Assuming we have mean $\bar{x}_{n-1}$ and variance $\sigma^2_{n-1}$ for some dataset $\mathscr{D}_{n-1}$ with $n-1$ samples. What would be the variance $\sigma^2_{n}$ if we add a new element $x_{*}$ to the dataset (assuming you have computed the new sample mean $\bar{x}_{n-1}$)?
From a previous exercise, I know that:
$$ \bar{x}_{n}=\bar{x}_{n-1} + \frac{1}{n}(x_{*} - \bar{x}_{n-1}) $$
but I'm having trouble plugging this into:
$$ \sigma^2_{n} = \frac{\sum_{n=1}^{N}(x_n - \bar{x}_{n})^2}{N} $$
I think the following two equations are true:
$$ \begin{equation} \label{eq1} \begin{split} \sigma^2_{n-1} & = \frac{\sum_{n=1}^{N-1}(x_{n-1} - \bar{x}_{n-1})^2}{N-1} \\ \\ \sigma^2_{n} & = \frac{\sum_{n=1}^{N}(x_n - \bar{x}_{n-1} - \frac{1}{n}(x_{*} - \bar{x}_{n-1}))^2}{N} \\ \end{split} \end{equation} $$ Apparently the answer is: $$ \sigma^2_{n} = \frac{n-1}{n}\sigma^2_{n-1} + \frac{1}{n-1}(x_{*}-\bar{x}_{n-1})(x_{*}-\bar{x}_n) $$
But not sure how to get there. Would somebody mind helping me understand?

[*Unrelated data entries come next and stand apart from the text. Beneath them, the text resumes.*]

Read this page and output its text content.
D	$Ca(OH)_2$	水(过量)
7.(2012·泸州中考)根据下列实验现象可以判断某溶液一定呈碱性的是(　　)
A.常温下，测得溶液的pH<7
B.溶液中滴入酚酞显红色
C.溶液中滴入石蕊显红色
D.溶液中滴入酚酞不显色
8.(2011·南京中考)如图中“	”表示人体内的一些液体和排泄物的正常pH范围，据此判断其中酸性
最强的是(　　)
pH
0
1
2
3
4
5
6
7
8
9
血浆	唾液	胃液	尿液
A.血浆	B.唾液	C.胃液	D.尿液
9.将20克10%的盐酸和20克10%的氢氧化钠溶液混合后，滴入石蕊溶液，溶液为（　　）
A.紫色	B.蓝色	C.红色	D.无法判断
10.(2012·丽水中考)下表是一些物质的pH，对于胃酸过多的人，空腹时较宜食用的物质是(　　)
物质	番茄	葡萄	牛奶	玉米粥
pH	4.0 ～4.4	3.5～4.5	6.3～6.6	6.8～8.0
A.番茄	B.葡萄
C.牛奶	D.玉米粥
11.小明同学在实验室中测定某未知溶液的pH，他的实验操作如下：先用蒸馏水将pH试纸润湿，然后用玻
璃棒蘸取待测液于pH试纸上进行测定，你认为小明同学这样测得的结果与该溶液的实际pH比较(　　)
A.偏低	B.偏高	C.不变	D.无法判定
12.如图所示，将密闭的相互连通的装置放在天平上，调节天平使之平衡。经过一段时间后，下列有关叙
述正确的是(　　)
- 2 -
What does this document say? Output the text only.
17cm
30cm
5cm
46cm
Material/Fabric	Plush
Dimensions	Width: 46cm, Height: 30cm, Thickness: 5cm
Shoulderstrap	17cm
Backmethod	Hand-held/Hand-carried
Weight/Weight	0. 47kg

For convenience I will let $x_1, \ldots, x_{n-1}$ denote the elements $\mathscr{D}_{n-1}$, and let $x_n$ denote the new element $x_*$.
We have \begin{align} \sigma_n^2 &=\frac{1}{n}\sum_{i=1}^n (x_i - \bar{x}_{n-1} - \frac{1}{n}(x_n - \bar{x}_{n-1}))^2 \\ &= \frac{1}{n} \sum_{i=1}^n \left[ (x_i - \bar{x}_{n-1})^2 - \frac{2}{n}(x_n - \bar{x}_{n-1})(x_i - \bar{x}_{n-1}) + \frac{1}{n^2}(x_n - \bar{x}_{n-1})^2 \right] & \text{expand the square} \\ &= \frac{1}{n} \sum_{i=1}^n (x_i-\bar{x}_{n-1})^2 - \frac{2}{n^2}(x_n - \bar{x}_{n-1}) \sum_{i=1}^n (x_i - \bar{x}_{n-1}) + \frac{1}{n^2} (x_n - \bar{x}_{n-1})^2. \end{align} Using the fact that $\sigma_{n-1}^2 = \frac{1}{n-1} \sum_{i=1}^{n-1} (x_i - \bar{x}_{n-1})^2$ and $\sum_{i=1}^{n-1}(x_i - \bar{x}_{n-1}) = 0$ (note that the sums here are $\sum_{i=1}^{n-1}$ not $\sum_{i=1}^n$), we can simplify the above as \begin{align} \sigma_n^2 &= \frac{n-1}{n} \sigma_{n-1}^2 + \frac{1}{n}(x_n - \bar{x}_{n-1})^2 - \frac{2}{n^2}(x_n - \bar{x}_{n-1})^2 + \frac{1}{n^2} (x_n - \bar{x}_{n-1})^2 \\ &= \frac{n-1}{n} \sigma_{n-1}^2 + \frac{n-1}{n^2}(x_n - \bar{x}_{n-1})^2. \end{align}
To rewrite the second term as $\frac{1}{n-1}(x_n - \bar{x}_{n-1})(x_n - \bar{x}_n)$, note that \begin{align} (x_n - \bar{x}_{n-1})(x_n - \bar{x}_n) &= (x_n - \bar{x}_{n-1})(x_n - \bar{x}_{n-1} - \frac{1}{n}(x_n - \bar{x}_{n-1})) \\ &=(x_n - \bar{x}_{n-1})^2 - \frac{2}{n}(x_n - \bar{x}_{n-1})^2 + \frac{1}{n^2}(x_n - \bar{x}_{n-1})^2 \\ &= \frac{(n-1)^2}{n^2} (x_n - \bar{x}_{n-1})^2. \end{align}